Ce faisant, il fait le rappel à l’autorité de poursuite que les garanties judiciaires prévues à l’article 8 de ladite Convention constitue le prolongement de la séparation des juridictions dans le procès répressif. Ainsi, dans le cadre d’un contrôle judiciaire sur d’éventuelles atteintes aux libertés susmentionnées, il est obligatoire qu’une autre juridiction, autre que celle ayant pris les mesures coercitives, apprécie la légalité desdites mesures. Ce faisant, la juridiction de contrôle concilie la sécurité publique avec la liberté individuelle ou la menace à la liberté individuelle pour déterminer si les atteintes portées à celle-ci sont admises dans le procès pénal en l’espèce.
Bien qu’il ait omis d’expliciter l’article 26-2 de la Constitution, disposition fondatrice en matière d’appréciation de la légalité, le Doyen affirme clairement dans son dispositif être juge exclusif de la légalité. Pouvoir qui ne peut être déféré et transmis à une autre autorité.
Ensuite, à la lecture du dispositif de cette décision, il n’est pas difficile de comprendre que le Doyen exclut la qualité de partie à l’État haïtien, en ne citant pas même pas ce dernier comme ayant pris la parole à l’audience. De ce fait, il ne statue pas sur la demande comédienne en récusation formulée par ce dernier. Alors, les deux parties contradictoires reconnues par le doyen dans sa décision sont les requérants et le commissaire du gouvernement.
Dans ce contexte, le doyen se montre maîtriser la compréhension de l’article 26-1 de la Constitution, qui fait constituer son tribunal extraordinaire de trois représentants : le ministère public ( Commissaire du gouvernement), la partie demanderesse en recours préventif ( pour annuler les mandats) et le Doyen en tant qu’arbitre/juge exclusif de l’affrontement entre les deux antagonistes.
Enfin, il convient de préciser que non seulement le doyen rappelle que les deux antagonistes dans cette audience sont les requérants et le commissaire du gouvernement, il affirme également que son sursis vise exclusivement l’affaire dont il est saisi. Cela dit, le doyen n’a été saisi que de la demande en annulation des mandats illégalement émis par l’autorité de poursuite, et que tout sursis exprimé, dit-il, « sur cette affaire » emporte juridiquement et logiquement le sursis desdits mandats.

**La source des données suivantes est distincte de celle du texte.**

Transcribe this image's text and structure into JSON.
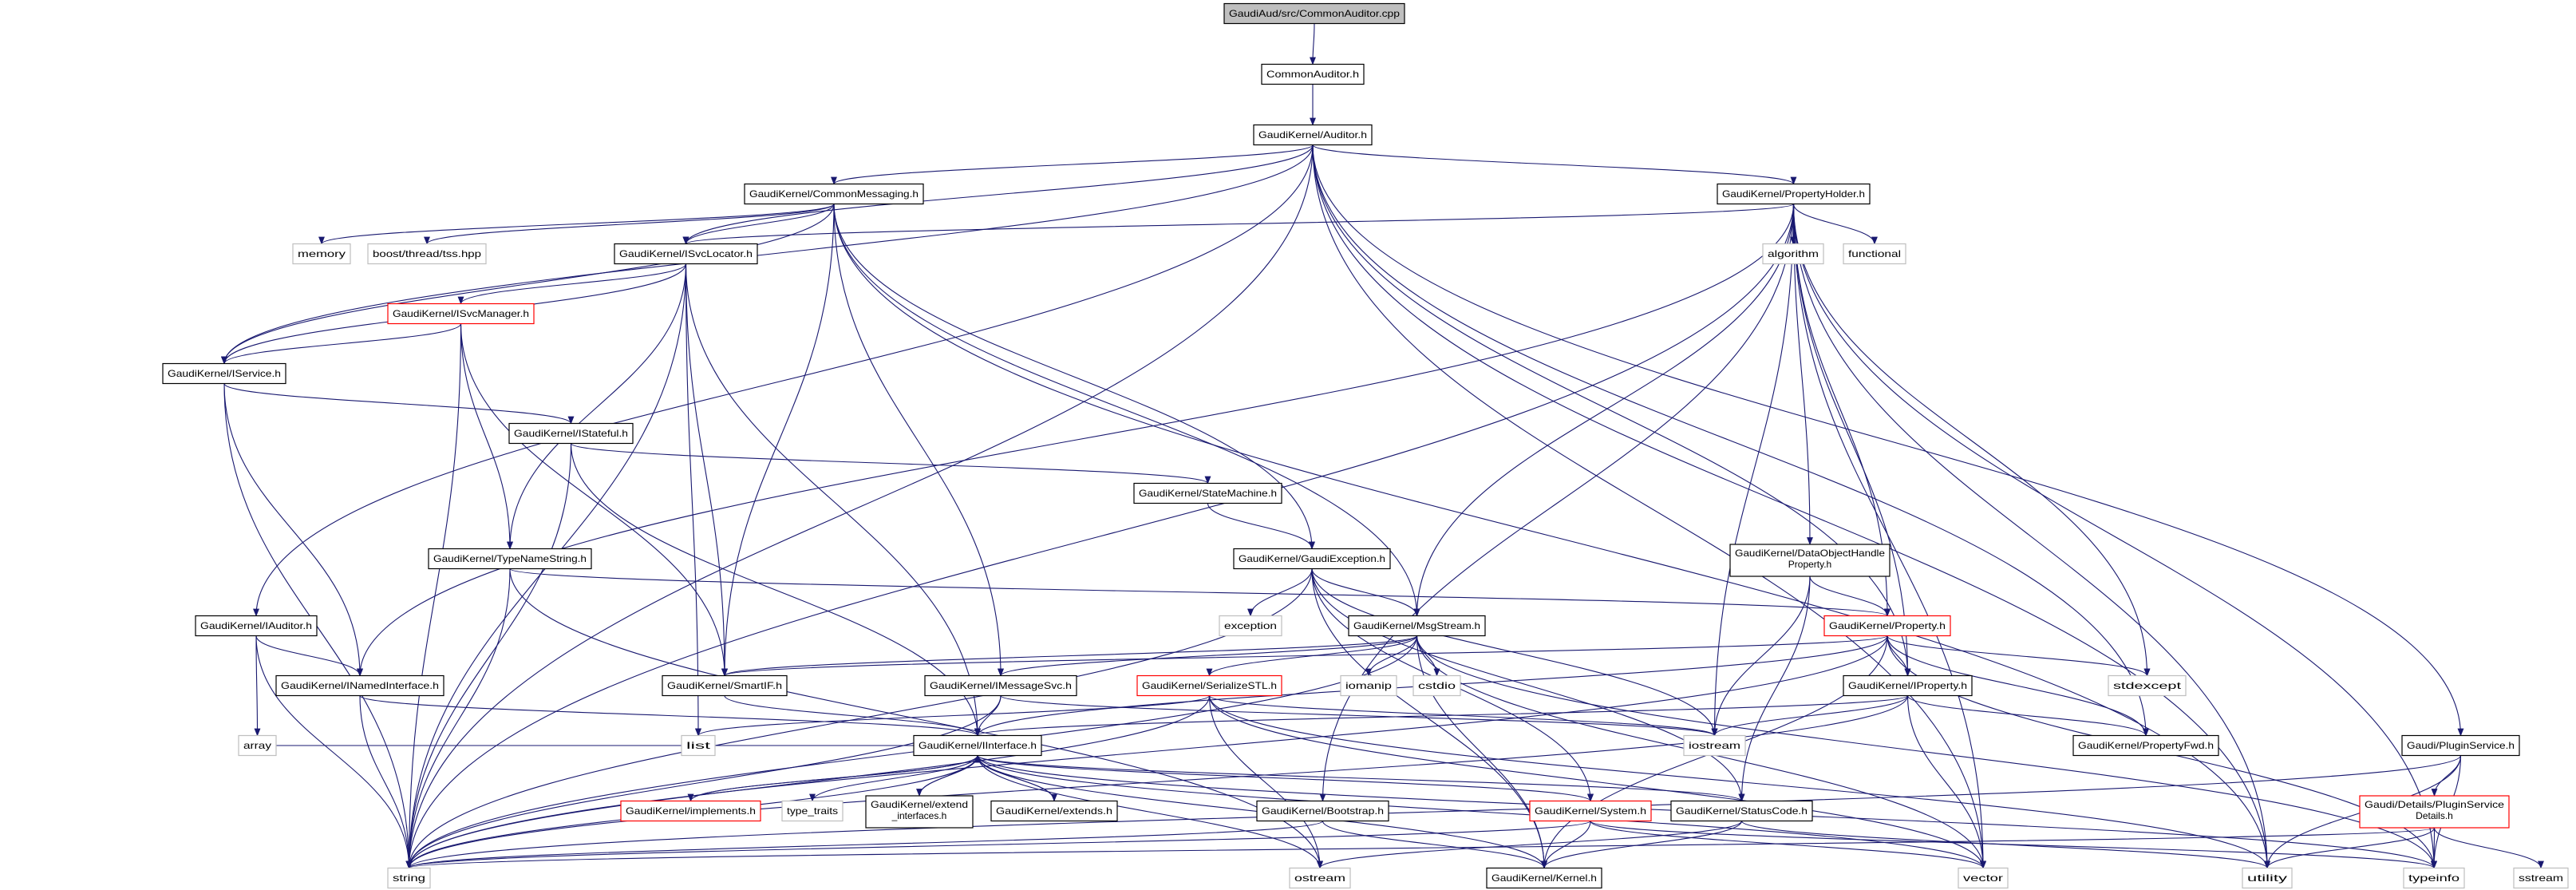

Dès lors, tous les mandats émis à l’encontre des requérants ( partie demanderesse à cette audience extraordinaire) perdent leur caractère exécutoire du fait que leur légalité fasse l’objet de contestation judiciaire sur la base des articles 24 de la Constitution, 7.6 de la Convention et 30 du CIC. Donc, en aucun cas, la police ne peut les exécuter sous peine d’engager sa responsabilité pénale, conformément à l’article 24-2 de la Constitution qui interdit aux agents de la police nationale d’exécuter tout ordre manifestement illégal.
À cet effet, ces mandats sont couverts à ce jour en protection dans une boîte de conserve jusqu’à l’épuisement de l’affaire pendante devant la justice. Ainsi, il n’existe plus de menace à la liberté des requérants jusqu’à la décision définitive de cette affaire, et ils doivent être circuler librement.
Encore une fois, malgré les compétences indiscutables de ses avocats, la stratégie de l’État haïtien a été peu inspirée.